Last edited: Jan 14, 2015
2. Jan 14, 2015

### ehild

Read the first sentence after SOLUTION in the picture: "Assume that ε > 0 is given " You can require that both functions deviate from their limit less than half of the given ε.

3. Jan 14, 2015

### ciubba

Yes, I saw that, but I also could have defined it as < ε/3 or 2piε/4. What is the significance of making it ε/2? I looked at a proof for the product limit laws and saw a similar technique employed.

4. Jan 14, 2015

### ehild

You have to find δ so as the deviation of the combined function f(x)+g(x) from its limit is less than ε. The simplest is to choose equal ε1 and ε2 for the functions f and g, so as ε1+ε2 = ε. But you have the freedom to choose ε/3 for one function and 2/3 ε for the other one, or anything else if they are positive and their sum is ε.

5. Jan 14, 2015

### Ray Vickson

It really does not matter.
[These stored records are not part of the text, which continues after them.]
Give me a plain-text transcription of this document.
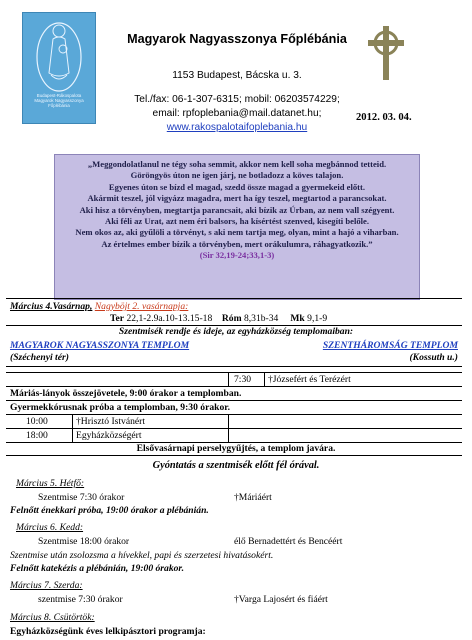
Budapest-Rákospalota
Magyarok Nagyasszonya
Főplébánia
Magyarok Nagyasszonya Főplébánia
1153 Budapest, Bácska u. 3.
Tel./fax: 06-1-307-6315; mobil: 06203574229;
email: rpfoplebania@mail.datanet.hu;
www.rakospalotaifoplebania.hu
2012. 03. 04.
„Meggondolatlanul ne tégy soha semmit, akkor nem kell soha megbánnod tetteid.
Göröngyös úton ne igen járj, ne botladozz a köves talajon.
Egyenes úton se bízd el magad, szedd össze magad a gyermekeid előtt.
Akármit teszel, jól vigyázz magadra, mert ha így teszel, megtartod a parancsokat.
Aki hisz a törvényben, megtartja parancsait, aki bízik az Úrban, az nem vall szégyent.
Aki féli az Urat, azt nem éri balsors, ha kísértést szenved, kisegíti belőle.
Nem okos az, aki gyűlöli a törvényt, s aki nem tartja meg, olyan, mint a hajó a viharban.
Az értelmes ember bízik a törvényben, mert orákulumra, ráhagyatkozik.”
(Sir 32,19-24;33,1-3)
Március 4.Vasárnap, Nagyböjt 2. vasárnapja:
Ter 22,1-2.9a.10-13.15-18 Róm 8,31b-34 Mk 9,1-9
Szentmisék rendje és ideje, az egyházközség templomaiban:
MAGYAROK NAGYASSZONYA TEMPLOM	SZENTHÁROMSÁG TEMPLOM
(Széchenyi tér)	(Kossuth u.)
7:30 †Józsefért és Terézért
Máriás-lányok összejövetele, 9:00 órakor a templomban.
Gyermekkórusnak próba a templomban, 9:30 órakor.
10:00	†Hrisztó Istvánért
18:00	Egyházközségért
Elsővasárnapi perselygyűjtés, a templom javára.
Gyóntatás a szentmisék előtt fél órával.
Március 5. Hétfő:
Szentmise 7:30 órakor	†Máriáért
Felnőtt énekkari próba, 19:00 órakor a plébánián.
Március 6. Kedd:
Szentmise 18:00 órakor	élő Bernadettért és Bencéért
Szentmise után zsolozsma a hívekkel, papi és szerzetesi hivatásokért.
Felnőtt katekézis a plébánián, 19:00 órakor.
Március 7. Szerda:
szentmise 7:30 órakor	†Varga Lajosért és fiáért
Március 8. Csütörtök:
Egyházközségünk éves lelkipásztori programja:
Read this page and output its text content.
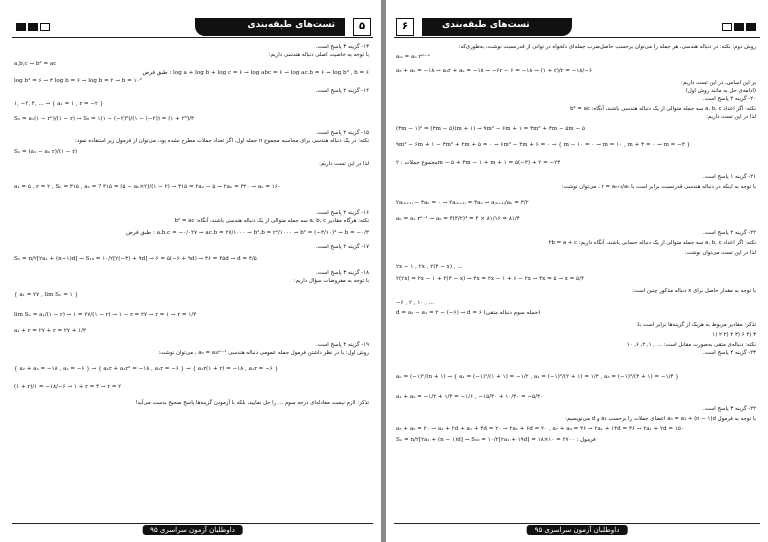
تست‌های طبقه‌بندی	۵
۱۳- گزینه ۳ پاسخ است.
با توجه به خاصیت اصلی دنباله هندسی داریم:
a,b,c → b² = ac
log a + log b + log c = ۶ → log abc = ۶ → log ac.b = ۶ → log b³ , b = ۶ : طبق فرض
log b³ = ۶ → ۳ log b = ۶ → log b = ۲ → b = ۱۰²
۱۴- گزینه ۲ پاسخ است.
۱, −۲, ۴, ... → { a₁ = ۱ , r = −۲ }
Sₙ = a₁(۱ − rⁿ)/(۱ − r) → S₆ = ۱(۱ − (−۲)⁶)/(۱ − (−۲)) = (۱ + ۲⁶)/۳
۱۵- گزینه ۲ پاسخ است.
نکته: در یک دنباله هندسی برای محاسبه مجموع n جمله اول، اگر تعداد جملات مطرح نشده بود، می‌توان از فرمول زیر استفاده نمود:
Sₙ = (a₁ − aₙ r)/(۱ − r)
لذا در این تست داریم:
a₁ = ۵ , r = ۲ , Sₙ = ۳۱۵ , aₙ = ? ۳۱۵ = (۵ − aₙ×۲)/(۱ − ۲) → ۳۱۵ = ۲aₙ − ۵ → ۲aₙ = ۳۲۰ → aₙ = ۱۶۰
۱۶- گزینه ۲ پاسخ است.
نکته: هرگاه مقادیر a, b, c سه جمله متوالی از یک دنباله هندسی باشند، آنگاه: b² = ac
a.b.c = −۰/۰۲۷ → ac.b = ۲۷/۱۰۰۰ → b².b = r³/۱۰۰۰ → b³ = (−۳/۱۰)³ → b = −۰/۳ : طبق فرض
۱۷- گزینه ۲ پاسخ است.
Sₙ = n/۲[۲a₁ + (n−۱)d] → S₁₀ = ۱۰/۲[۲(−۳) + ۹d] → ۶ = ۵(−۶ + ۹d) → ۳۶ = ۴۵d → d = ۴/۵
۱۸- گزینه ۳ پاسخ است.
با توجه به مفروضات سؤال داریم:
{ a₁ = ۲۷ , lim Sₙ = ۱ }
lim Sₙ = a₁/(۱ − r) → ۱ = ۲۷/(۱ − r) → ۱ − r = ۲۷ → r = ۱ → r = ۱/۳
a₁ + r = ۲۷ + r = ۲۷ + ۱/۳
۱۹- گزینه ۴ پاسخ است.
روش اول: با در نظر داشتن فرمول جمله عمومی دنباله هندسی aₙ = a₁rⁿ⁻¹ ، می‌توان نوشت:
{ a₂ + a₃ = −۱۸ , a₂ = −۶ } → { a₁r + a₁r² = −۱۸ , a₁r = −۶ } → { a₁r(۱ + r) = −۱۸ , a₁r = −۶ }
(۱ + r)/۱ = −۱۸/−۶ → ۱ + r = ۳ → r = ۲
تذکر: لازم نیست معادله‌ای درجه سوم ... را حل نمایید، بلکه با آزمودن گزینه‌ها پاسخ صحیح بدست می‌آید!
داوطلبان آزمون سراسری ۹۵
۶	تست‌های طبقه‌بندی
روش دوم: نکته: در دنباله هندسی، هر جمله را می‌توان برحسب حاصل‌ضرب جمله‌ای دلخواه در توانی از قدرنسبت نوشت، به‌طوری‌که:
aₘ = aₙ rᵐ⁻ⁿ
a₃ + a₂ = −۱۸ → a₂r + a₂ = −۱۸ → −۶r − ۶ = −۱۸ → (۱ + r)/r = −۱۸/−۶
بر این اساس، در این تست داریم:
(ادامه‌ی حل به مانند روش اول)
۲۰- گزینه ۴ پاسخ است.
نکته: اگر اعداد a, b, c سه جمله متوالی از یک دنباله هندسی باشند، آنگاه: b² = ac
لذا در این تست داریم:
(۳m − ۱)² = (۳m − ۵)(m + ۱) → ۹m² − ۶m + ۱ = ۳m² + ۳m − ۵m − ۵
۹m² − ۶m + ۱ − ۳m² + ۲m + ۵ = ۰ → ۶m² − ۴m + ۶ = ۰ → { m − ۱۰ = ۰ → m = ۱۰ , m + ۳ = ۰ → m = −۳ }
مجموع جملات : ۲m − ۵ + ۳m − ۱ + m + ۱ = ۵(−۳) + ۲ = −۲۳
۲۱- گزینه ۱ پاسخ است.
با توجه به اینکه در دنباله هندسی قدرنسبت برابر است با r = aₙ₊₁/aₙ ، می‌توان نوشت:
۲a₍ₙ₊₁₎ − ۳aₙ = ۰ → ۲a₍ₙ₊₁₎ = ۳aₙ → a₍ₙ₊₁₎/aₙ = ۳/۲
aₙ = a₁ rⁿ⁻¹ → a₅ = ۴(۳/۲)⁴ = ۴ × ۸۱/۱۶ = ۸۱/۴
۲۲- گزینه ۴ پاسخ است.
نکته: اگر اعداد a, b, c سه جمله متوالی از یک دنباله حسابی باشند، آنگاه داریم: ۲b = a + c
لذا در این تست می‌توان نوشت:
۲x − ۱ , ۲x , ۲(۳ − x) , ...
۲(۲x) = ۲x − ۱ + ۲(۳ − x) → ۴x = ۲x − ۱ + ۶ − ۲x → ۴x = ۵ → x = ۵/۴
با توجه به مقدار حاصل برای x دنباله مذکور چنین است:
−۶ , ۲ , ۱۰ , ...
d = a₂ − a₁ = ۲ − (−۶) → d = ۶ (جمله سوم دنباله متقی)
تذکر: مقادیر مربوط به هریک از گزینه‌ها برابر است با:
۳ (۴ ۶ (۳ ۴ (۲ ۲ (۱
نکته: دنباله‌ی متقی به‌صورت مقابل است: ... , ۱, ۲, ۶, ۱۰
۲۳- گزینه ۴ پاسخ است.
aₙ = (−۱)ⁿ/(n + ۱) → { a₁ = (−۱)¹/(۱ + ۱) = −۱/۲ , a₂ = (−۱)²/(۲ + ۱) = ۱/۳ , a₃ = (−۱)³/(۳ + ۱) = −۱/۴ }
a₁ + a₂ = −۱/۲ + ۱/۳ = −۱/۶ , −۱۵/۳۰ + ۱۰/۳۰ = −۵/۳۰
۲۴- گزینه ۳ پاسخ است.
با توجه به فرمول aₙ = a₁ + (n − ۱)d اعضای جملات را برحسب a₁ و d می‌نویسیم:
a₃ + a₅ = ۲۰ → a₁ + ۲d + a₁ + ۴d = ۲۰ → ۲a₁ + ۶d = ۲۰ , a₇ + a₉ = ۳۶ → ۲a₁ + ۱۴d = ۳۶ → ۲a₁ + ۲d = ۱۵۰
Sₙ = n/۲[۲a₁ + (n − ۱)d] → S₁₀ = ۱۰/۲[۲a₁ + ۱۹d] = ۱۸×۱۰ = ۲۷۰۰ : فرمول
داوطلبان آزمون سراسری ۹۵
For any (small) $\epsilon' > 0$ we can find $\delta > 0$ such that $|f(x)-L| < 3 \epsilon'$ and $|g(x) -M |< 2 \pi \epsilon'$ for $|x - a| < \delta$. Then we have
$$|f(x) + g(x) - (L+M)| < (3 + 2 \pi) \epsilon'$$
for $|x-a| < \delta$. Now just put $\epsilon = (3 + 2 \pi) \epsilon'$. Given any (small) $\epsilon > 0$ we can thus find $\delta > 0$ such that $|f(x) + g(x) - (L+M)| < \epsilon$ if $|x-a| < \delta$. We do that by putting $\epsilon' = \epsilon/(3 + 2 \pi)$ and using the $\delta$ that goes along with $\epsilon'$. It is just a lot neater to put $\epsilon' = \epsilon/2$.